Una lectura fascinante de Bartók
Con el programa dedicado a Béla Bartók volvió a Salzburgo un gran espectáculo, de esos que definen la personalidad de un festival. No se trataba solamente de una brillante dirección musical, o del concurso de unos cantantes en estado de gracia, o de una atinada puesta en escena. Alrededor de El castillo de Barba Azul se generó una de esas tardes soñadas en las que voces, orquesta, teatro y plástica se complementan en una intencionalidad común que catapulta las dimensiones más ocultas de la obra de partida.
La única ópera de Bartók se suele acompañar, por razones de duración, por títulos líricos de Richard Strauss, Janácek o Schönberg, para en la combinación llegar a una longitud habitual. El director de orquesta Peter Eötvös, húngaro de nacimiento y, en cierta medida, heredero espiritual de Bartók, pensó que con quien mejor puede congeniar Bartók es con el propio Bartók. Así, antes de llegar a la ópera propiamente dicha, se interpretaron las Cuatro piezas de orquesta, opus 21, de muchas correspondencias temporales y temáticas con El castillo, y la posterior Cantata profana, ambientada para la ocasión en una inquietante atmósfera pictórica de Daniel Richter, con el coro de la Ópera de Viena -estupendo- situado en unas pequeñas ventanas integradas en la escenografía. No hay pausa entre la obra orquestal, la cantata y la ópera, con lo que la concentración es inevitable.
El director de escena holandés Johan Simons -que realizó hace unos años un interesante trabajo sobre Verdi con materiales de antracita en la Trienal del Ruhr- plantea El castillo de Barba Azul, desde el despojamiento, recreando los climas de misterio, fantasía y cuento en cierto modo perverso que posee la obra inspirada argumentalmente en Perrault y matizada en el libreto por Béla Balázs. Pero sobre todo Simons se centra en la dirección teatral de la enigmática pareja protagonista, extrayendo de sus relaciones deseos complejos alrededor del eterno conflicto entre el amor y la muerte. Falk Struckmann y Michelle DeYoung están espléndidos como Barba Azul y Judith, tanto vocal como escénicamente. Llevan al límite sus ideas, se vacían.
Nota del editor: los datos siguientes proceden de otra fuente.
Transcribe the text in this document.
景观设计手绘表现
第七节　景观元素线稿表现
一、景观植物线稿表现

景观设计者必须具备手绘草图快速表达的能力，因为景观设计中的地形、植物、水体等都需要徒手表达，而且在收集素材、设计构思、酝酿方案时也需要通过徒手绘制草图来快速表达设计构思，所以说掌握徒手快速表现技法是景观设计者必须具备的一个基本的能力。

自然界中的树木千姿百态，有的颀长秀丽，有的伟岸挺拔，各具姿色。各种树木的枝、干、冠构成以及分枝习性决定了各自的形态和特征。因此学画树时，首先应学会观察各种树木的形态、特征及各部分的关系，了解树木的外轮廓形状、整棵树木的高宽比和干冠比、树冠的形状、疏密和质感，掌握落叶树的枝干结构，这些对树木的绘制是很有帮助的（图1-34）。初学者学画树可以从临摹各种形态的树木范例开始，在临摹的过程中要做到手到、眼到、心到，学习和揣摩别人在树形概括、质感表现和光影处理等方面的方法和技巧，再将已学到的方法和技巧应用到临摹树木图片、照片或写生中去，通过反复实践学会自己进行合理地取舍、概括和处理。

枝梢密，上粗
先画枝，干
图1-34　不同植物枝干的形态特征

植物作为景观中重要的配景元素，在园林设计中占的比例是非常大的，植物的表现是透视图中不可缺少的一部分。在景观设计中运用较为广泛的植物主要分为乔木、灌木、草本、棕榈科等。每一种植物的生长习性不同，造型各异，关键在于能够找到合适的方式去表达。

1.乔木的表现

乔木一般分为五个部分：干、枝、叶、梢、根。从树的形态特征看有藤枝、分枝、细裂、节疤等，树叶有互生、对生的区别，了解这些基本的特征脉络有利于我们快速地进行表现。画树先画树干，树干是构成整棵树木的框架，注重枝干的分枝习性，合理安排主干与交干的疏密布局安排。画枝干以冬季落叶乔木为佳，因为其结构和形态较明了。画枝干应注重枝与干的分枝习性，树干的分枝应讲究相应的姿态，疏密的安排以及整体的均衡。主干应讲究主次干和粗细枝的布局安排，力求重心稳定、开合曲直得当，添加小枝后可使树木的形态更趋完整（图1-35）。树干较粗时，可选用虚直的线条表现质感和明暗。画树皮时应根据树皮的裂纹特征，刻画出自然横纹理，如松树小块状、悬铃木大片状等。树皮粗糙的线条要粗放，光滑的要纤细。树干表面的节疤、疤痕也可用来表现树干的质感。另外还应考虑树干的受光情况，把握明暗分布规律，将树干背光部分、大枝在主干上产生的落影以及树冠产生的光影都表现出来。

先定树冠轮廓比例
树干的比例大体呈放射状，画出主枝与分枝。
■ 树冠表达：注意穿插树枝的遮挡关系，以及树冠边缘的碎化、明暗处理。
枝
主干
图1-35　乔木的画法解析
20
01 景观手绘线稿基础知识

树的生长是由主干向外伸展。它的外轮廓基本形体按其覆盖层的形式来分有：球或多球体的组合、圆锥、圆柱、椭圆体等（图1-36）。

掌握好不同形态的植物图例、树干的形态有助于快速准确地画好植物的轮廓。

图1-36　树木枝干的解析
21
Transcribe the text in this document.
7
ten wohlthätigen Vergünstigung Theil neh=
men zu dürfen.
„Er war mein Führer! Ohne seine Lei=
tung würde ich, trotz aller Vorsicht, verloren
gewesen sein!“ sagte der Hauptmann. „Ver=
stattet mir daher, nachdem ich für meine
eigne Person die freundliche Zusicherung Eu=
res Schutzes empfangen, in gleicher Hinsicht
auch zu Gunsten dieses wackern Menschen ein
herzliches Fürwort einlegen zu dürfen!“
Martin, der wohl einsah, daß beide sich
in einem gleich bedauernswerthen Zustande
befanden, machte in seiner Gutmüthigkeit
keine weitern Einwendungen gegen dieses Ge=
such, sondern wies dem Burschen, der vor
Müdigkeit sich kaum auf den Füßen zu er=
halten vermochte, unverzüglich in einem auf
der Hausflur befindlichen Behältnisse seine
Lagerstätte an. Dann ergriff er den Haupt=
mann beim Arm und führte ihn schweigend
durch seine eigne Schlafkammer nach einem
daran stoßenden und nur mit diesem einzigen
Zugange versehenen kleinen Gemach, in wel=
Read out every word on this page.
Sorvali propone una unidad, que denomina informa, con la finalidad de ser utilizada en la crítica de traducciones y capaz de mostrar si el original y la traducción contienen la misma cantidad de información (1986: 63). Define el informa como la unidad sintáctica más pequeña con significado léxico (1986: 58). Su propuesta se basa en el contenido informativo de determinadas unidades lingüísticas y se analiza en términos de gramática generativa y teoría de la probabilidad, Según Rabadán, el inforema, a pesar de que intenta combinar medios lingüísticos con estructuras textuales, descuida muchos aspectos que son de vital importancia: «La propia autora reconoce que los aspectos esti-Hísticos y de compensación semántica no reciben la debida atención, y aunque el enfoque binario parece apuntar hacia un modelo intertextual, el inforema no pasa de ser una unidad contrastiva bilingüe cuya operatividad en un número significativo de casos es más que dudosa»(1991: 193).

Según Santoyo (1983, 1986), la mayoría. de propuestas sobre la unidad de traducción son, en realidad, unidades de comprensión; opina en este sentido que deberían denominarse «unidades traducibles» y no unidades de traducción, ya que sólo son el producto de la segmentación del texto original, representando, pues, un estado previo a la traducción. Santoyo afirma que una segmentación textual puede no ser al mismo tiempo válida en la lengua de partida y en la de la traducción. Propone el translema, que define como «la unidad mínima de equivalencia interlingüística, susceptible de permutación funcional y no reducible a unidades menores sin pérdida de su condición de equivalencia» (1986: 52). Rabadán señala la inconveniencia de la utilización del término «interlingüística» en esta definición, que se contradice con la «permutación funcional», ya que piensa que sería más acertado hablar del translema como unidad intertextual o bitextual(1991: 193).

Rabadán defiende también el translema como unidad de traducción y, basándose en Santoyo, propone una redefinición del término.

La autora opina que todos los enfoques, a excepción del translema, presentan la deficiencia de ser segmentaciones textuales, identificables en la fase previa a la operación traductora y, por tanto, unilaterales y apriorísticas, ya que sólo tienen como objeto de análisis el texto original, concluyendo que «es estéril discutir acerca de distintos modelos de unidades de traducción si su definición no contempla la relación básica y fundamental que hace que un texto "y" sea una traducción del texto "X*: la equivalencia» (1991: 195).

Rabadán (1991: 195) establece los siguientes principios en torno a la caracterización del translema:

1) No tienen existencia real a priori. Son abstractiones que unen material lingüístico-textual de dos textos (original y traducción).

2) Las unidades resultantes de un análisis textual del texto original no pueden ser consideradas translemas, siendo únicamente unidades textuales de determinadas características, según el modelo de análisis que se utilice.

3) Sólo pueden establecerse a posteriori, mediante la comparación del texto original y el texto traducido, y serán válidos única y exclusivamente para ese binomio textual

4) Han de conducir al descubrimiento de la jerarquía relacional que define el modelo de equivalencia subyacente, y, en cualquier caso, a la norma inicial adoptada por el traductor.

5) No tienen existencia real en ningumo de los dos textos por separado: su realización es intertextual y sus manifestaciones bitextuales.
Peter Eötvös es un músico que genera confianza en todo lo que hace. Como compositor de ópera, causó una revolución con su adaptación de Tres hermanas, de Chéjov, cantada por contratenores. Tiene el teatro metido en las venas, y eso se palpó en la fuerza, virtuosismo sonoro y profundidad que imprimió a sus versiones de Bartók al frente de una Filarmónica de Viena, una vez más deslumbrante, sección por sección, instrumento a instrumento, y, por supuesto, en su concepción de hacer música juntos. Eötvös encendió la mecha y sacó fuego de la orquesta. Bartók sonaba con una modernidad aplastante.
Lo más impactante del espectáculo fue la sensación de inteligencia que desprendía en la asociación de los diferentes elementos puestos en juego. Sorprendía la estética de la escena, hechizaba la música. El público se quedó embelesado. Aplaudió a rabiar. Incluso a los del equipo escénico, normalmente tan denostados en apuestas de riesgo. Salzburgo recupera con esta ópera el espíritu de vanguardia que caracteriza a las mejores producciones del festival. La versión de Johan Simons de 2008 es una buena heredera de la de Robert Wilson en 1995. El castillo de Barba Azul trae buena suerte al festival.